Poetry

Explore where poetry’s words can take you! Poetry provides two views at once: the facts or story and a deeper understanding of ourselves, our world, universal truths.

Antonio of the Rio Dulce, Guatemala

He paddles to us in his mahogany cayuco,
water the color of the burnt sienna land
spilling into its rough hollow core,
created by fire and hands that match the wood—
thick, scarred, umber.

He is Antonio, the caretaker.
His black eyes reflect the river, welcome us.
He points to his wife and many children on the red clay bank.
Mud crabs crawl over banana stalks piled at his feet,
gifts we awkwardly accept

His landlord is absent;
our gain, as ashore he leads us
on a snaking path through land this river has made.
He drifts barefoot over twisted vines and roots.
We are amazed: his stubby rooted feet have wings.
We clump through, trespassers behind him.
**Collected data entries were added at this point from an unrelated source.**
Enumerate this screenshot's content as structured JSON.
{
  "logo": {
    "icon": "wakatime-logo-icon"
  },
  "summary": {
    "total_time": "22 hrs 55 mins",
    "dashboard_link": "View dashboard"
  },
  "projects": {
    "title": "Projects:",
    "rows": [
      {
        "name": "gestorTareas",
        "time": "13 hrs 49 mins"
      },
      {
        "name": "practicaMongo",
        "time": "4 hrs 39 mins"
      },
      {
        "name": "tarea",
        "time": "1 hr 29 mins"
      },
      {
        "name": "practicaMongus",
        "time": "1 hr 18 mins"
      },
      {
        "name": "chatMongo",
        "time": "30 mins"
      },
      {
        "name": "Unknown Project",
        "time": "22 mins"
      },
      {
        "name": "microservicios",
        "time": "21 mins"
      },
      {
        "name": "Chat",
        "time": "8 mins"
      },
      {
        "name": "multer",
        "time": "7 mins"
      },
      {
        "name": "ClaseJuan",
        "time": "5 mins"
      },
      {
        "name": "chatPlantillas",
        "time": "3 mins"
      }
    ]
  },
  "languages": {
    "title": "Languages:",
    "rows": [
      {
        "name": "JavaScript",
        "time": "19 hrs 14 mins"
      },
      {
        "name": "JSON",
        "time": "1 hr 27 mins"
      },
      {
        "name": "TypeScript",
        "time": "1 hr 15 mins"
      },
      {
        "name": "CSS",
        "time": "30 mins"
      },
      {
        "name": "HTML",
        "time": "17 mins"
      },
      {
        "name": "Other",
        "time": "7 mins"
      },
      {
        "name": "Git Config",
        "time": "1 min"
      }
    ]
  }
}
In Mayan, he softly speaks the names of trees,
shows us their fruit, whispers their praises
his body blends into the lower trunks, thick, brown, straight;
black hair so dark it hurts the backs of our eyes.
We can’t get our mouths around his Mayan words.

Next his secret cave,
muddy slide down prickly rope, our hands spotted with blood,
grim-looking bats stream about our heads,
gray stalactites bend crooked arms to the thigh-deep water,
he smiles and pride ricochets off damp, slimy walls.
One of us complains out of fear.

He comes by his links to life from centuries-old blood lines
beyond a time we know.
This melting climate breeds
epiphytes, orchids, crocodiles, fer de lances,
and a land that coalesces into a river.
Leaving, we drift past giant snowflake egrets
perched in palms and pines.
Faster, we pass his cayuco as he throws
his dream-like spinning net.
We wave and receive his blessed smile.

In the heavy, humid silence, we hear the river whispering,
Antonio, Antonio, Antonio

 

by Doann Houghton-Alico, from Voice of a Voyage, published by Sunstone Press, 2014.